L.A. County Supervisor Kathryn Barger, who represents the area devastated by the Eaton fire, also routinely deletes her text messages, her spokesperson said.
“Supervisor Barger’s iPhone auto-delete setting is set to 30 days. She also manually deletes her texts sometimes,” Barger spokesperson Helen Chavez Garcia said last month.
The Times filed a public records request for Barger’s communications with Bass from Jan. 7 through late February. Barger’s office provided no written communications in response, despite Barger having publicly said that she was texting with Bass late into the night on Jan. 7, while Bass was in transit back to the city after a diplomatic trip to Ghana.
The other four supervisors — Lindsey Horvath, Hilda Solis, Holly Mitchell and Janice Hahn — do not use the auto-delete function on their phones, according to their spokespeople.
Chavez Garcia said in an email that there is “no pre-determined method that the Supervisor applies when selecting which messages to manually delete.”
Constance Farrell, a spokesperson for Horvath, said her understanding was that county officials were supposed to retain their text messages for two years to comply with the county’s record retention policy. Horvath’s office released some of her text messages in February after a Times public records request. The messages showed the supervisor sparring with Bass during the fires.
The county record retention guidelines make no mention of text messages but say that routine “administrative records” are supposed to be kept for two years.
The board’s executive office said the public record act applies to text messages, though some may be exempt from disclosure.
“Whether a supervisor’s text is a public record depends on whether it is a text regarding the conduct of the peoples’ business,” Steven Hernandez, the chief deputy for the executive office, said in a statement.
According to county policy, employees must sign an agreement every year acknowledging that all electronic communications, such as emails or instant messages, sent on county devices are the property of the county.
Bass previously kept her phone on a 30-day auto-delete setting, far shorter than the two-year retention period outlined in the city’s administrative code.
However, after being pressed by The Times, which had filed public records requests for the mayor’s correspondence during the Palisades fire, Bass’ office said it was able to recover the deleted messages using “specialized technology.”
(The Times sued the city in March over the mayor’s texts.
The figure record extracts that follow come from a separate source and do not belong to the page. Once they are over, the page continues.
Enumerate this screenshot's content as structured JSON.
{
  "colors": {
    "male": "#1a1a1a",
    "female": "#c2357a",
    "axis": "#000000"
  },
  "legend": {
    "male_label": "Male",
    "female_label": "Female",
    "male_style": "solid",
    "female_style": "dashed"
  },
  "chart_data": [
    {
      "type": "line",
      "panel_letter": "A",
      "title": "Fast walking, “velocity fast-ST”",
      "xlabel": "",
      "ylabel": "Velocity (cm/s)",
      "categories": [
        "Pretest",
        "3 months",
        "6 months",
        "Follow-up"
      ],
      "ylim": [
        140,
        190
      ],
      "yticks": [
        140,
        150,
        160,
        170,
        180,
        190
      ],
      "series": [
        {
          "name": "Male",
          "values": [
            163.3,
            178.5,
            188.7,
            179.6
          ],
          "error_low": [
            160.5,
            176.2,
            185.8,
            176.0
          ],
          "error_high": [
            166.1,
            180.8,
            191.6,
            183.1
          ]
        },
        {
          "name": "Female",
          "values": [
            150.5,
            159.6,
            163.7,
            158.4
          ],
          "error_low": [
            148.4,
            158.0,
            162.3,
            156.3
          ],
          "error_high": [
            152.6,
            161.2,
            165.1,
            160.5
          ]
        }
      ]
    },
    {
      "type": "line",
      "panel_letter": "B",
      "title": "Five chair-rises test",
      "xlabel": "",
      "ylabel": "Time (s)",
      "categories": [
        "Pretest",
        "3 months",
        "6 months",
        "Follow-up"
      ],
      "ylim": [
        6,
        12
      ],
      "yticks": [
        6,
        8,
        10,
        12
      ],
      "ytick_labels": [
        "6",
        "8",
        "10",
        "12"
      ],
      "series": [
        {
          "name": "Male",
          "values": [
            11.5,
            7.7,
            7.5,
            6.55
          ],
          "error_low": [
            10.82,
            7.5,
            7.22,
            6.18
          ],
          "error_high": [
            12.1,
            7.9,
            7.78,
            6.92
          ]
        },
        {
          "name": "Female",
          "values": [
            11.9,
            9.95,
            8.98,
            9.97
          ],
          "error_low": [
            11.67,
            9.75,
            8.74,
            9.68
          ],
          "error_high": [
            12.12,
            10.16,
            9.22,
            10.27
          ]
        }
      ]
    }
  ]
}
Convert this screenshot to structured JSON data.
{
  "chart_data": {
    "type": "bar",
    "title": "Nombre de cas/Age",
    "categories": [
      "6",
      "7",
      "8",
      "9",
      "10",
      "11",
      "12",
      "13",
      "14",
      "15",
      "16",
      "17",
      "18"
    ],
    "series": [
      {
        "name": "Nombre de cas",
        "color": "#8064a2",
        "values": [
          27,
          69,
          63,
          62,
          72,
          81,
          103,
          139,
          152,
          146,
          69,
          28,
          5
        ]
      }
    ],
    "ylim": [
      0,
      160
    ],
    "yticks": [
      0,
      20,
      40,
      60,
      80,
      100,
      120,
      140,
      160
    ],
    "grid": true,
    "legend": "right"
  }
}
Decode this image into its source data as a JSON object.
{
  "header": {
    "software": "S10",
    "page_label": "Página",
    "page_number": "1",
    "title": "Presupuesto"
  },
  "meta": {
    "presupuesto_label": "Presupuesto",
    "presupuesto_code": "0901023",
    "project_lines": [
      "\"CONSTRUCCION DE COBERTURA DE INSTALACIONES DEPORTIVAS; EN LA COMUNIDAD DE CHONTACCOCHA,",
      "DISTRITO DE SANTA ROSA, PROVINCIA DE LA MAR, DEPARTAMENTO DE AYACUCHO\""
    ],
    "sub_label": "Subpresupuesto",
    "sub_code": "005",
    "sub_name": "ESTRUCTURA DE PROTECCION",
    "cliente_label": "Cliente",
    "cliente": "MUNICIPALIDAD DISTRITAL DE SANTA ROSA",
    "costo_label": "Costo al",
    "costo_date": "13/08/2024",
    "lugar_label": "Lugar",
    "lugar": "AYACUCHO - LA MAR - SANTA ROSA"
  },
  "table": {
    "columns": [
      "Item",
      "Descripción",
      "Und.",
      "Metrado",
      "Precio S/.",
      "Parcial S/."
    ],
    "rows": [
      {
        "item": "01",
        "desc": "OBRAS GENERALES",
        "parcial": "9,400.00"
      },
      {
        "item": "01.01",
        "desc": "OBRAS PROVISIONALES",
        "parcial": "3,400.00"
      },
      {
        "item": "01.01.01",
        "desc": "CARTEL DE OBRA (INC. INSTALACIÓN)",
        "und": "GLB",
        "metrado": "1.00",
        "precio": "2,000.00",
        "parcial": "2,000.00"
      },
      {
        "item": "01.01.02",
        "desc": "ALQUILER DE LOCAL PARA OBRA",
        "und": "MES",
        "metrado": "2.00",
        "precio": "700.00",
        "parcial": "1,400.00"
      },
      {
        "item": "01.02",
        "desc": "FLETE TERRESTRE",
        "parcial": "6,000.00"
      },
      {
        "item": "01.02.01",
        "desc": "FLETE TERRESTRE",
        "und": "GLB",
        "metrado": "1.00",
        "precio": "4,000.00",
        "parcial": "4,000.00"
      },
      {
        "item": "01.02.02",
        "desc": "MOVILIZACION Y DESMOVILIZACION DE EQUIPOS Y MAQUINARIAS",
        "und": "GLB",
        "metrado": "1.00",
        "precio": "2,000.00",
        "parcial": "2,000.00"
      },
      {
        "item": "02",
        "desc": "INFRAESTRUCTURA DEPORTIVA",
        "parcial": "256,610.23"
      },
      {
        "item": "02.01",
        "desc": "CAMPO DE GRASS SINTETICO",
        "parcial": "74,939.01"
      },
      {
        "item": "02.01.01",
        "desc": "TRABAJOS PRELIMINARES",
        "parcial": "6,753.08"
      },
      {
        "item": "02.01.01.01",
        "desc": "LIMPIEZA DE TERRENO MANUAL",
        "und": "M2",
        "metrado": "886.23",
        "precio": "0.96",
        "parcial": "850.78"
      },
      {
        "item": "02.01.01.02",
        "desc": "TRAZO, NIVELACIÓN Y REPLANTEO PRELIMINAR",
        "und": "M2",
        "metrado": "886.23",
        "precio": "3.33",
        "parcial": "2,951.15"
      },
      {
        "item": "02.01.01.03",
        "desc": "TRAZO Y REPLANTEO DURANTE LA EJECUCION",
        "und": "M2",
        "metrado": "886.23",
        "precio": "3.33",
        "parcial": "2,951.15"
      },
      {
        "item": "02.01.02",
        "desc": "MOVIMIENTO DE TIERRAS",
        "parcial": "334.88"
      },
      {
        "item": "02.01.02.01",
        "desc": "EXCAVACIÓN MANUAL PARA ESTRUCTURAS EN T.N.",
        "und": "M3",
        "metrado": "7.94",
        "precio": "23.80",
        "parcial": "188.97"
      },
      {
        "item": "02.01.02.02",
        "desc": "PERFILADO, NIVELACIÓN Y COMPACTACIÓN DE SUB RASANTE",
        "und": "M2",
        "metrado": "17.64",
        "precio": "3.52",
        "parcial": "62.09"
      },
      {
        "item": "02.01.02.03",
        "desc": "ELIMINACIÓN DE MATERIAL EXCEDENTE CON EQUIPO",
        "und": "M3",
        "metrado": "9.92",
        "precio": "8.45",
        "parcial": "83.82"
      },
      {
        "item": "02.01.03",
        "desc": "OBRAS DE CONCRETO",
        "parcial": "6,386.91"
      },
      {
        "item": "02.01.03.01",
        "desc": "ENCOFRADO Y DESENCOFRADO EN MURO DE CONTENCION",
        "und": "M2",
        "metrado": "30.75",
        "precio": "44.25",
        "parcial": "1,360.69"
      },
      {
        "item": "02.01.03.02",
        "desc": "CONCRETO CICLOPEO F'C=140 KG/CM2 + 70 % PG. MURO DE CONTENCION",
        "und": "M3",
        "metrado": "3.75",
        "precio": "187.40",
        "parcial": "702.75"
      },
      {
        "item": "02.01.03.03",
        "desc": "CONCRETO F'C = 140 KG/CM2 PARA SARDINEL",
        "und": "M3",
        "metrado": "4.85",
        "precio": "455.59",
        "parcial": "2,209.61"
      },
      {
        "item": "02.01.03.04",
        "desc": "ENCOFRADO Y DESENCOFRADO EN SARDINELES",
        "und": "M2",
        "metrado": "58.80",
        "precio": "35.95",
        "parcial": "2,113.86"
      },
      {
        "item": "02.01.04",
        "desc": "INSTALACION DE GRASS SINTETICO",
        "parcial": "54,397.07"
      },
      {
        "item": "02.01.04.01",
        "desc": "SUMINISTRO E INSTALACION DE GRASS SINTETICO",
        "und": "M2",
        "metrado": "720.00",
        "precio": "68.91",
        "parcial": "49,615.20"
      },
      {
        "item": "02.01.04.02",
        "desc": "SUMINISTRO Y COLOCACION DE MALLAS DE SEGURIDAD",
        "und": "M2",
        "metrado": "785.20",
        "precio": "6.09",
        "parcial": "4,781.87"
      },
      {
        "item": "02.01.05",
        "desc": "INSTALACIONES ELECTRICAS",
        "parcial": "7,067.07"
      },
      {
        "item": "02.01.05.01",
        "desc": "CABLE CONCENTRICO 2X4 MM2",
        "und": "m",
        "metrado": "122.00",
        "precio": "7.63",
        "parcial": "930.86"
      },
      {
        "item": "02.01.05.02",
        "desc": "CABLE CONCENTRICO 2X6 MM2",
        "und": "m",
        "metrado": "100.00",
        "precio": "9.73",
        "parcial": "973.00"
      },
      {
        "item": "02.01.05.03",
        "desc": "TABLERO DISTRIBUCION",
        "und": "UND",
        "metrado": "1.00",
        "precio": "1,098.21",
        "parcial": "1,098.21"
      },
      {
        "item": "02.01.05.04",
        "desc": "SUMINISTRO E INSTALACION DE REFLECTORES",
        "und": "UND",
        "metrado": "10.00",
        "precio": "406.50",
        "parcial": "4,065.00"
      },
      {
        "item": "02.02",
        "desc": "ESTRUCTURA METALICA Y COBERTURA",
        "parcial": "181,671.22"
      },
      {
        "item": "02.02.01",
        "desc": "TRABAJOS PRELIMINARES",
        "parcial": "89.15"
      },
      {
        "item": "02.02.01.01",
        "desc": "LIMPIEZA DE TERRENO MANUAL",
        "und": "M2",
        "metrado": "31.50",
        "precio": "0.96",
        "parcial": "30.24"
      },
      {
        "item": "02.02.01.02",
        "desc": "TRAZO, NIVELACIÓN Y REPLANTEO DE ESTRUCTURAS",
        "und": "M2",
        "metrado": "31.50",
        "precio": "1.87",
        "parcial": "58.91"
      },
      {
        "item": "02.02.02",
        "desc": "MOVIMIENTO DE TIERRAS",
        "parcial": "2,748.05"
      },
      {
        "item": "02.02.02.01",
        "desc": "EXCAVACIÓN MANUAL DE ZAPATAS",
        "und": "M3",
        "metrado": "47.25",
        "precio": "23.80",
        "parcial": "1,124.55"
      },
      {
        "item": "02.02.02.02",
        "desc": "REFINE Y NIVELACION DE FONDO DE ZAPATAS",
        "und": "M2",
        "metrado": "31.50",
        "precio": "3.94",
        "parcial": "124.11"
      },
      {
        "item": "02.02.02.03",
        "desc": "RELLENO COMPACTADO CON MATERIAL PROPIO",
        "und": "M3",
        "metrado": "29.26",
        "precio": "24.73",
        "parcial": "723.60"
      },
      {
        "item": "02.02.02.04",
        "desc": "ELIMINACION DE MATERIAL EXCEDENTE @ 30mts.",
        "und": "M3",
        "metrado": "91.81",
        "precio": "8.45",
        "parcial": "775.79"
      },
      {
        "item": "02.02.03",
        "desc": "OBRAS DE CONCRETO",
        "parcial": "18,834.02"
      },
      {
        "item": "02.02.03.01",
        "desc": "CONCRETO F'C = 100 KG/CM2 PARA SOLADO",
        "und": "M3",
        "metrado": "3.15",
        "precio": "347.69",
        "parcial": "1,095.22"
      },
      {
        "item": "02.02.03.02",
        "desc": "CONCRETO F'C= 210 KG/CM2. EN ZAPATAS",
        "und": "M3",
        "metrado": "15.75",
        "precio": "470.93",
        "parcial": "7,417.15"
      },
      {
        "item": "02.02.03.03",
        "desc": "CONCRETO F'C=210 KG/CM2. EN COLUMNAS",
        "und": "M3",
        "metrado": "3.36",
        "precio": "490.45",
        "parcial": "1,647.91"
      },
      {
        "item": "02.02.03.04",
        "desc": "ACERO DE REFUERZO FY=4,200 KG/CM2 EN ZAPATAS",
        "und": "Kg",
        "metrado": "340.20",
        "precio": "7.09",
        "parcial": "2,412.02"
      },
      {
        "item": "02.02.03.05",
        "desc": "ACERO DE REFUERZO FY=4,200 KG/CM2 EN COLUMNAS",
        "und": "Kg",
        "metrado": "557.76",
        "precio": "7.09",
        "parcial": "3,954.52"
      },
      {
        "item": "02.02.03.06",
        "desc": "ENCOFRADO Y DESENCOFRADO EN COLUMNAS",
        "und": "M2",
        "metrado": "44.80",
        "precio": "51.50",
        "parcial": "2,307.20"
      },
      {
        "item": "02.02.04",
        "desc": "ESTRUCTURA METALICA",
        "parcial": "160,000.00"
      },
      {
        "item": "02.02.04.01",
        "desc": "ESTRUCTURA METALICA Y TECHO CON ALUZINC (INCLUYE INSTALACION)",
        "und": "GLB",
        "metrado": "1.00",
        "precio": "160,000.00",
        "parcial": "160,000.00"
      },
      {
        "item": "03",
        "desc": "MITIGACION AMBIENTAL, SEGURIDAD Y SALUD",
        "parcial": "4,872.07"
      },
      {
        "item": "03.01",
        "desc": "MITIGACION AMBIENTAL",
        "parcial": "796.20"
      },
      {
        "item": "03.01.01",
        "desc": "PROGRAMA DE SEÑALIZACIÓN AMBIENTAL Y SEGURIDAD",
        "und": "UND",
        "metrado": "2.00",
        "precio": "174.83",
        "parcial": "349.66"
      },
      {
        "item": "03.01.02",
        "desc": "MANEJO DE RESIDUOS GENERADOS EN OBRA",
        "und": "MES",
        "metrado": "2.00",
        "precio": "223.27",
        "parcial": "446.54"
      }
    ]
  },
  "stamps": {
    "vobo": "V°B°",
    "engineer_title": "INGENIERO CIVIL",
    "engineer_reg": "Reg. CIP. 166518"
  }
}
Even though city officials ultimately provided some texts, The Times is contesting the city’s argument that releasing them was not required under state law.)
It also remains unclear whether Los Angeles City Council President Marqueece Harris-Dawson, who was filling in as acting mayor in Bass’ stead when the fires broke out, deleted his text messages from that time period.
After The Times filed a public records request seeking correspondence that Harris-Dawson sent to Bass or received from her between Jan. 6 and Jan. 16, Harris-Dawson’s office said it had “no responsive records.”
Harris-Dawson’s office did not respond to repeated questions over the course of several months about why there was no correspondence and whether it had been deleted.
“It’s very disappointing to see that that practice has spilled over up the street [to the County]. I was hoping it was just L.A. City Hall shenanigans and the absurdities of our two big leaders,” said Unrig LA founder Rob Quan, referring to Bass and Harris-Dawson.
Quan, who leads a transparency-focused good-government advocacy group, said he believed proper recordkeeping from January was all the more important given the historic importance of the fires.